He’s not even sure where she got it.
Logic dictates that she can only have taken it from his room, but a brief scan back through the memories of the last few times she’d poked her head in throws up no clues. Had he simply not been paying attention? Hardly likely, where she’s involved. Perhaps she’d snuck in when he wasn’t there, and nicked it. Only that doesn’t seem all that likely, either; Lily’s not the sneaking the type. She’s the unapologetic, here-I-am type; just one of the many things he loves about her.
Either way, the point is moot, because she’s standing on the stairs outside the common room, deep in conversation with a Ravenclaw prefect, in his quidditch jersey. Right out here, in the open. Like it isn’t doing something bordering on indecent to his heart, twisting it all up into a tangle with his lungs so that breathing is suddenly secondary to the way his pulse is thudding somewhere in the roof of his mouth.
“Well, we’ve lost him now,” he hears Sirius say sagely, and doesn’t quite catch the low laughing response from one of the others.
She’s got the sleeves rolled halfway up her forearms. As she talks, a particularly animated gesture causes the jersey, overlarge on her petite frame, to slip from her shoulder. The pale, smooth-and-freckled expanse of skin that’s revealed is somehow one of the more distracting things he’s ever seen, especially in contrast with the maroon of the jersey, the letters of his name peeking out from under her loose hair.
“What?” he says, vaguely aware that someone, possibly Sirius, has said something to him. He regrets it almost immediately; Sirius raises his voice loud enough that it catches the attention of everyone in the corridor, Lily and the Ravenclaw prefect included.
“I SAID,” he repeats, bouncing his patronising tone off the stone walls with a clarity and volume that makes James wonder if he’s using an amplifying charm. “THAT WE’LL LEAVE YOU TO UNDRESS LILY WITH YOUR EYES AND SEE YOU LATER!”

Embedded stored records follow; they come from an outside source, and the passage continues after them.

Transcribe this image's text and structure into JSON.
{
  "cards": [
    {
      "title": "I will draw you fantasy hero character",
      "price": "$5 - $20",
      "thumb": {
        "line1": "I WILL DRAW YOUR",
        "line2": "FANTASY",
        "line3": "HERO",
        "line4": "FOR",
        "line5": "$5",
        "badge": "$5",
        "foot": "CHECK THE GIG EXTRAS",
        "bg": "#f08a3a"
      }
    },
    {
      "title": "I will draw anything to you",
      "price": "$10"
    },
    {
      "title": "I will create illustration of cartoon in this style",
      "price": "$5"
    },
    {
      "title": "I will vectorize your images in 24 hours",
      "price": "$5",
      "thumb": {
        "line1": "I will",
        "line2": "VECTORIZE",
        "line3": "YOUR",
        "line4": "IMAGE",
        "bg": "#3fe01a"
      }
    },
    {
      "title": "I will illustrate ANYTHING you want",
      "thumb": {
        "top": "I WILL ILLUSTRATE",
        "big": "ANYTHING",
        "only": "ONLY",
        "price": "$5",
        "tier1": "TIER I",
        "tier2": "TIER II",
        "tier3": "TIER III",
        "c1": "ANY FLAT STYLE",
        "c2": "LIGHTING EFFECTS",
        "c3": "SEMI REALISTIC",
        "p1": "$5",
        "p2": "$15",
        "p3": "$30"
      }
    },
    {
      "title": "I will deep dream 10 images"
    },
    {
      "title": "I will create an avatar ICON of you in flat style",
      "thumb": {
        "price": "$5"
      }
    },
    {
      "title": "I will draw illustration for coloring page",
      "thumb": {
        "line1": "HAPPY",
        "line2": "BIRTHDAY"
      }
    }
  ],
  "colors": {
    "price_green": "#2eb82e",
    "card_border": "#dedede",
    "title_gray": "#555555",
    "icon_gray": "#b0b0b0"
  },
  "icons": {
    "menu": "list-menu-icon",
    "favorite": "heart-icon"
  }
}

James flicks a rude gesture in Sirius’ direction, but he’s already slung an arm around Remus and Peter and both, tugging them away. When James turns back, Lily’s looking at him—curling smile barely repressed—and so is the Ravenclaw prefect, though that’s neither here nor there. He clears his throat.
“I wasn’t,” he says. “Undressing you with my eyes, I mean.”

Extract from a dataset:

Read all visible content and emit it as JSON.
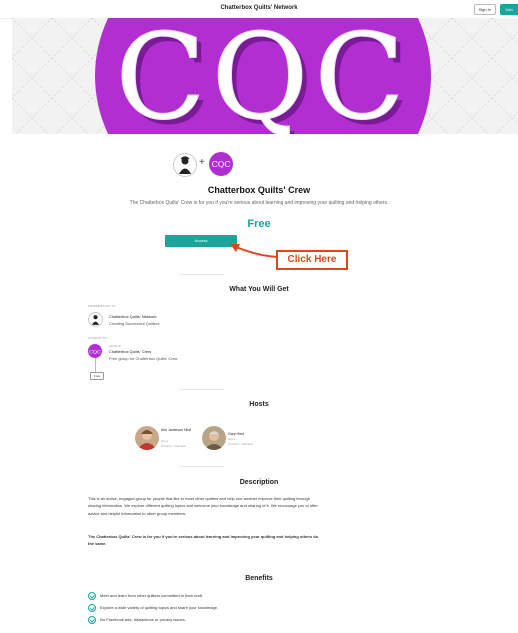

“Of course not,” she agrees, and there’s laughter warming her voice. She knows exactly what she does to him, he’s sure of it. “A gentleman like you.”
Between them, the Ravenclaw prefect does an awkward duck-and-shuffle away, only to be caught up in Sirius’ magnetic field, pulled in to join in the joke. She laughs, in a not-quite-sure, wide-eyed sort of way. James doesn’t even notice.
“I suppose you’ll be wanting it back,” she says.
“No!” James says, blurting the word out embarrassingly quickly, unable to stop the way it flies from his mouth like a rogue bludger on the warpath. She laughs at that tipping her head back and leaving the long column of her throat breathtaking and bare before him. “I mean—you could borrow it. For a while.”
“How generous of you,” she says, and leans up on her tiptoes, pulling him close with a handful of his jumper to press a kiss to his cheek. His arms come around her waist automatically, a perfect fit, like they were designed to rest just there.
“That’s me,” he agrees. “Generous to a fault, Evans.”
She swats him gently, but she’s smiling. “Haven’t you got places to be? Sirius’ll wilt like a sad houseplant if you leave him alone for too long.”
“He’ll survive,” James assures her warmly, eyes glancing up and finding Sirius automatically. He’s gesticulating wildly, the way he does when he’s dramatising a story to the point of fiction. Remus is rolling his eyes. Under Sirius’ arm, the Ravenclaw prefect is laughing so hard that her cheeks are pink, or maybe that’s just the effect of Sirius’ attention. Sirius’ gaze flickers up too, drawn by James’ own, and grins one of his just-for-James grins.
“Lucinda might not,” Lily muses, eyeing the way the girl under Sirius’ arm is gazing up at him with a giddy smile on her face. “Poor girl. Does he realise, d’you think?”
“Unlikely,” James says, fondly. “Big idiot.”
“Like you can talk,” Lily says. “Mr. I-wasn’t-undressing-you-with-my-eyes.”
“Can you blame me?” he asks. His hands are still at her waist, fingers curling into the familiar fabric of his own jersey.
“Ah,” she says, eyes sparkling. “So you admit it.”
“—guilty?” he says, after a long moment of juggling how she might respond. That is, apparently, the right answer. She rewards him with a soft laugh and a small smile and a palm pressed against his cheek.
“As ever,” she says, and pulls him down for a kiss.
“Disgusting,” Sirius calls in the background, and is thoroughly ignored.